L’Instance considère que le fait de préserver, et même renforcer, le pouvoir du Parquet dans la conduite des enquêtes et le déclenchement des poursuites dans les affaires de corruption est essentiel pour dynamiser la lutte contre ce fléau. De même, l’Instance suggère de revoir la notion de prescription dans les délits de corruption.
Quant au Conseil économique, social et environnemental (CESE), dans un avis soumis à l’institution législative, il a formulé ses propositions, sur la forme et le fond, rejetant certaines dispositions, et s’est opposé à leur lien avec des textes réglementaires et préconise que les sanctions soient prévues dans le Code pénal plutôt que dans la procédure pénale.
Il s’est particulièrement attardé sur les dispositions concernant l’encadrement des enquêtes et le déclenchement des poursuites publiques pour les infractions liées aux deniers publics. Il a particulièrement attiré l’attention sur la cohérence de la politique pénale avec les politiques publiques relatives à la bonne gouvernance et à la lutte contre la corruption, ainsi que sa compatibilité avec des dispositions du Code de procédure pénale et d’autres législations.
Les avis et recommandations de ces institutions diffèrent, selon la nature de la mission de chacune d’entre elles, mais convergent vers un point commun : l’aboutissement de la réforme et le perfectionnement du système judiciaire.
Évidemment, et tout le monde est d’accord là-dessus, ce débat public de grande facture animé par les institutions constitutionnelles ne saurait être interprété comme une tentative d’ingérence dans les prérogatives du pouvoir législatif ni influer d’une quelconque manière sur l’examen d’un projet de loi.
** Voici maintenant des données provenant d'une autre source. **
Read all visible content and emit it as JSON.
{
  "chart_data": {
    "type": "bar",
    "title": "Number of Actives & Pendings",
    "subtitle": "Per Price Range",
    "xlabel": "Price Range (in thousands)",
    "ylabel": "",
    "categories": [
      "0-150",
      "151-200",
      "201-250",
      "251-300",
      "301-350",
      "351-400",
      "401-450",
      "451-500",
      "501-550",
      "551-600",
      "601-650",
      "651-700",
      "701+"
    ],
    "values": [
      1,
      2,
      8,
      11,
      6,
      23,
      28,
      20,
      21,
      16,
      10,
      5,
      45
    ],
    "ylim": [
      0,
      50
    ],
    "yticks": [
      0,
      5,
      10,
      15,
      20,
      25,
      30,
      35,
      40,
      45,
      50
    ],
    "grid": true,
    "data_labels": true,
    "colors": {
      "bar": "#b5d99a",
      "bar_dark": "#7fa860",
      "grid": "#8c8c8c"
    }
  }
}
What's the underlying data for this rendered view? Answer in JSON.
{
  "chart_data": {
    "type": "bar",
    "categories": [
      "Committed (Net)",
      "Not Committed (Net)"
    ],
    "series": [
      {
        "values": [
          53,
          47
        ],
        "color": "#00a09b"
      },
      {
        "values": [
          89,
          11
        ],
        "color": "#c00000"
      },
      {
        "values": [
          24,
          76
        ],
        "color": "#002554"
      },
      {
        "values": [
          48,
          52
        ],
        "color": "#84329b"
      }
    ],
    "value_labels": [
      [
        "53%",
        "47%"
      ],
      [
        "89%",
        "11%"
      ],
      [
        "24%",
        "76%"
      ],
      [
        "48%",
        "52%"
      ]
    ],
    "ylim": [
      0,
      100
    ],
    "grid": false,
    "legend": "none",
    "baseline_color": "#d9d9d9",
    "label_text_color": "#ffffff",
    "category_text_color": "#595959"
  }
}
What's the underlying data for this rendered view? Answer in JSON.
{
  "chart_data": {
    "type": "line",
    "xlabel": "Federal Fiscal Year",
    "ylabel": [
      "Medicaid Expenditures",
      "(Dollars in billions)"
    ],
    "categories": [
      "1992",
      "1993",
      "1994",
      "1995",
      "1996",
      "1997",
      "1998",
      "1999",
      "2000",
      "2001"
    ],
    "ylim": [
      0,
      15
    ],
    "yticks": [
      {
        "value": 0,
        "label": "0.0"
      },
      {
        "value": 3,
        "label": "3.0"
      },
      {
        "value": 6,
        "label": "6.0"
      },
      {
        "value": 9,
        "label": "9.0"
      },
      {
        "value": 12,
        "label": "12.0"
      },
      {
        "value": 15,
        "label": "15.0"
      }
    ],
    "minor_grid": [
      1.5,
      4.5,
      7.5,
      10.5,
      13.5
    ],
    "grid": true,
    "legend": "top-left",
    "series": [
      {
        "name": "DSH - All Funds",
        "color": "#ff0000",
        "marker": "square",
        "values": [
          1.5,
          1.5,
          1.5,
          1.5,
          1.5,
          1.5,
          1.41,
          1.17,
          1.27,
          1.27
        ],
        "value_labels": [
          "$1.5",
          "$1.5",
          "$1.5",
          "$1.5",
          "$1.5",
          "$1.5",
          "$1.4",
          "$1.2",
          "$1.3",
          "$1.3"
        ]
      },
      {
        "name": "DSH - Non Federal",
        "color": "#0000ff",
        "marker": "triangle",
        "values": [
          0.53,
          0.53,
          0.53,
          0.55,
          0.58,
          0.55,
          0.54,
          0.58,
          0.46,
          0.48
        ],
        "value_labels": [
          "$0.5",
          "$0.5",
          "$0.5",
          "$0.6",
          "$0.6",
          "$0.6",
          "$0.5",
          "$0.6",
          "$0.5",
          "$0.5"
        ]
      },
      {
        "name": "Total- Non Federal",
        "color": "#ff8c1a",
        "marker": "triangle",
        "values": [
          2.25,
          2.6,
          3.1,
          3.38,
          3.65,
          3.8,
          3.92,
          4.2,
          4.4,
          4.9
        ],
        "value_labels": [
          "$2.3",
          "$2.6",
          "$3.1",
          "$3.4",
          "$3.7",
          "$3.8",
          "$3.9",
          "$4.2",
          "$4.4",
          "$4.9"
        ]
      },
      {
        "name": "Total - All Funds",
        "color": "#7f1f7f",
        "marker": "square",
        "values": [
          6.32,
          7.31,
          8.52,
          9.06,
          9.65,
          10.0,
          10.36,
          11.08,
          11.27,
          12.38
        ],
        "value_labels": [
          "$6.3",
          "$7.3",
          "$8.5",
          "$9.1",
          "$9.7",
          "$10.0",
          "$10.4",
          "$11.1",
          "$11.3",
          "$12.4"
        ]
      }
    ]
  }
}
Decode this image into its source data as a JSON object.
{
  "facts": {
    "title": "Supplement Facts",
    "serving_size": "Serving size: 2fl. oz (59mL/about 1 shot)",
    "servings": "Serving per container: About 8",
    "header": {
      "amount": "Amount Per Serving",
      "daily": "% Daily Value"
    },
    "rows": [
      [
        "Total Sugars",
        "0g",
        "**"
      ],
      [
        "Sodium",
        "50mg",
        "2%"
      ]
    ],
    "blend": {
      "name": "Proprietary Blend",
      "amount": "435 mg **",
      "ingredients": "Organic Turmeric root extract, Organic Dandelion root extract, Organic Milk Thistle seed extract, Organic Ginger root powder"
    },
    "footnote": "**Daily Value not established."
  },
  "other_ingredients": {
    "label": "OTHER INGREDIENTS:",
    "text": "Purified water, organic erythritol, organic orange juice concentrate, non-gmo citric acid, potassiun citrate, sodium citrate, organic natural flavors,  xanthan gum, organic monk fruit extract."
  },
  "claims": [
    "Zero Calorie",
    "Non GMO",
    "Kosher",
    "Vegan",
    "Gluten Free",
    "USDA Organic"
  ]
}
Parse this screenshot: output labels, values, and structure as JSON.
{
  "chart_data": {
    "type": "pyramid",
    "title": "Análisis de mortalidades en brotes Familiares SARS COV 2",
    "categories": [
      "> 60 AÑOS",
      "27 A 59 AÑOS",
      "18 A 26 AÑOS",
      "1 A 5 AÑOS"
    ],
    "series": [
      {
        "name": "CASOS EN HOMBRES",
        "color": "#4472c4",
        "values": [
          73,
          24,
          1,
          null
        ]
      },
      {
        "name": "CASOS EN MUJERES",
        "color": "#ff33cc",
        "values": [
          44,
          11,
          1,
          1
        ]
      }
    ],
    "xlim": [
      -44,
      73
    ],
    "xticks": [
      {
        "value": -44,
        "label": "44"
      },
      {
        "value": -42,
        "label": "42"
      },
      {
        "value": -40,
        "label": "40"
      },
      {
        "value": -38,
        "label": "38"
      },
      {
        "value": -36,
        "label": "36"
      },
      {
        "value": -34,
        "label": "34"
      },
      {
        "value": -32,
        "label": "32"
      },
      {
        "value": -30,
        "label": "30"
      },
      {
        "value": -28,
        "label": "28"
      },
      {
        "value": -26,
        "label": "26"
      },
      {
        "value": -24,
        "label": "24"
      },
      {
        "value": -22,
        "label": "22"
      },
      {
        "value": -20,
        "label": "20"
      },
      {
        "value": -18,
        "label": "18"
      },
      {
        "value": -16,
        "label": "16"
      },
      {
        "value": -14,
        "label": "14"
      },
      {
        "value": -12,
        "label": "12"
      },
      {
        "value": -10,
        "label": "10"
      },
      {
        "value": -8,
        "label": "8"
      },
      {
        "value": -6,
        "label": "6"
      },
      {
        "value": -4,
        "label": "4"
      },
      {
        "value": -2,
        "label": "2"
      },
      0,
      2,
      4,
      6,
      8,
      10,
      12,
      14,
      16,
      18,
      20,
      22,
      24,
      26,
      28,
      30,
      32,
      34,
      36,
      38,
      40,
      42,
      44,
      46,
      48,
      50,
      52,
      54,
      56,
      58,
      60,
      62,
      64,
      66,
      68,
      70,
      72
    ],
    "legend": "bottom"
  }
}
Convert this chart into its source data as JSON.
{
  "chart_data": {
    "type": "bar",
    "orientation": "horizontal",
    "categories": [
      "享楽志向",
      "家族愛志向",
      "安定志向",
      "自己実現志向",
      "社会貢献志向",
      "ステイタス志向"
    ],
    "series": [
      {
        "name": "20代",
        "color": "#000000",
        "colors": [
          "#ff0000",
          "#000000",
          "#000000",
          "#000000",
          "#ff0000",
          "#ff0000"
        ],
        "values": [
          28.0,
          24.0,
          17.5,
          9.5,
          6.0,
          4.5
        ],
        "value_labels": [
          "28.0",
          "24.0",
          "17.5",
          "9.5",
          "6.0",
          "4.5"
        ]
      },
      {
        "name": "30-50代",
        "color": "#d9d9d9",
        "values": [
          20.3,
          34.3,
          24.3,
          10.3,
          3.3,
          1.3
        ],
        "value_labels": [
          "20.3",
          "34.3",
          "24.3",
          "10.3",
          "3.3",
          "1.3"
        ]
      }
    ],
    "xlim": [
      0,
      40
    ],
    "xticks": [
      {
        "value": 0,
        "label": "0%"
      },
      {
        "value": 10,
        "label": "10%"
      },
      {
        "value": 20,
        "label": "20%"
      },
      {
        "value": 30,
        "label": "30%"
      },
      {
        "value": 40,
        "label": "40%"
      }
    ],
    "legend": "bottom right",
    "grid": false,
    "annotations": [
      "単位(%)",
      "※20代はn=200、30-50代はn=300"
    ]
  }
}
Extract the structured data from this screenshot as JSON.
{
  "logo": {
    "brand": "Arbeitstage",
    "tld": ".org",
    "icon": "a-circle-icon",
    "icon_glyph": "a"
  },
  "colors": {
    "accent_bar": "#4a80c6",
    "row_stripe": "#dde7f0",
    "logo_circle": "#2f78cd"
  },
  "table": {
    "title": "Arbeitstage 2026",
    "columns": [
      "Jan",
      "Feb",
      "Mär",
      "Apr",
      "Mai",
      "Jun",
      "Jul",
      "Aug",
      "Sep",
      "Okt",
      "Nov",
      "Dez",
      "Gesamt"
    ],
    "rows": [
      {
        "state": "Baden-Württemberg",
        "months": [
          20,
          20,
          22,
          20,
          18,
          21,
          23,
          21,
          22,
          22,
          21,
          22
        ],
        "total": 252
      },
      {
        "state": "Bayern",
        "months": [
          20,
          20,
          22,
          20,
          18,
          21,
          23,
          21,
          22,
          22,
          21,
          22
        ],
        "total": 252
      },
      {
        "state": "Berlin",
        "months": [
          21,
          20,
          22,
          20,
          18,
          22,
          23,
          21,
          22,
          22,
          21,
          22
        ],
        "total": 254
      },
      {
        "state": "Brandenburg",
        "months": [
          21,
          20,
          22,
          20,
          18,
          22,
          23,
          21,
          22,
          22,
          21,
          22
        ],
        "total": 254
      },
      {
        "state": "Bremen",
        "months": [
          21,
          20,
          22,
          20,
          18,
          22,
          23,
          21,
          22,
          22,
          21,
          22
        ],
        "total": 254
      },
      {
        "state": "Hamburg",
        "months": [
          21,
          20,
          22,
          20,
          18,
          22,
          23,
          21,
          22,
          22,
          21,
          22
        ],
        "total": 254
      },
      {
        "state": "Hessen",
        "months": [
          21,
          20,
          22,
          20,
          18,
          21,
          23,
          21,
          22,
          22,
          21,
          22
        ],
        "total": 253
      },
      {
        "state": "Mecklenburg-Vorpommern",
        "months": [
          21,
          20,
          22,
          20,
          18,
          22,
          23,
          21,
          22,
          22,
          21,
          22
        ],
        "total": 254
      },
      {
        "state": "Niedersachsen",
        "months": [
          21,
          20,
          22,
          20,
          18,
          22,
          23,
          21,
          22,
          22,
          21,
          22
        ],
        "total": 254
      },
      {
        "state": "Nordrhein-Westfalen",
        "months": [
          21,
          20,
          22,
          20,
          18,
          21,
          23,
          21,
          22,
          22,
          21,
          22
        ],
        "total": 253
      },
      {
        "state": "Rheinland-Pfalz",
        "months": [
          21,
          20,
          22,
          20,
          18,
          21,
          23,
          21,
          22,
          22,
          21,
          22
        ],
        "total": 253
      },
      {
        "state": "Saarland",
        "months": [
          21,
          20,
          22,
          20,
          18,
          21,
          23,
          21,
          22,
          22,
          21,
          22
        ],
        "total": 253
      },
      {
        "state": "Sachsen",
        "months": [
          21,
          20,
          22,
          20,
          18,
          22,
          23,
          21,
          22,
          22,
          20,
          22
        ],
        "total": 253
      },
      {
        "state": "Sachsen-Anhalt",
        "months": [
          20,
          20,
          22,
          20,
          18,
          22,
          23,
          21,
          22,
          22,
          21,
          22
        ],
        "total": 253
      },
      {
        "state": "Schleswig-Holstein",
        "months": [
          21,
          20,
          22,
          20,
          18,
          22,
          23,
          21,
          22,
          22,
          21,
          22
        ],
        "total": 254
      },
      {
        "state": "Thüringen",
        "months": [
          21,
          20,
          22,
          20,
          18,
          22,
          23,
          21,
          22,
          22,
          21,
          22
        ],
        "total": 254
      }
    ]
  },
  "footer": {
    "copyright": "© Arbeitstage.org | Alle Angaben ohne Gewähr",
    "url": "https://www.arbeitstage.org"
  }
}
Après tout, ce sont les parlementaires qui légifèrent. C’est un pouvoir que personne ne leur conteste. Fort bien, mais l’exercer en connaissance de cause serait encore mieux. D’où l’avantage d’un tel débat public élargi à tout le monde.
Du tapage et encore du tapage
C’est une fuite en avant. Chaque parti y va de sa lubie. Certains agitent la menace d’une motion de censure, même s’ils n’ont aucune chance de la faire aboutir, cela leur permet de parler d’eux pendant un certain temps.
D’autres, aliénés idéologiquement et obnubilés par ce qui se passe à des milliers de kilomètres de nous, préfèrent un raccourci, appelant directement à l’organisation d’élections anticipées. C’est qu’ils n’ont pas le temps, vu que la vague sur laquelle ils surfent actuellement risque de s’estomper dans un an ou même moins.
D’autres encore veulent faire d’une commission d’enquête parlementaire, non pas un outil d’investigation pour arriver à des résultats, mais un argument de chantage politique. Et ce, tout en sachant que c’est un mécanisme lourd et l’enquête peut prendre plusieurs mois.
Du pain béni pour des partis qui aspirent à occuper le devant de l’actualité durant toute cette période préélectorale. Puis, capitaliser sur les résultats, quelle qu’en soit la nature. D’ailleurs, ils ont l’habitude de détourner les chiffres et les faits à leur faveur, pour dénigrer le gouvernement et sa majorité.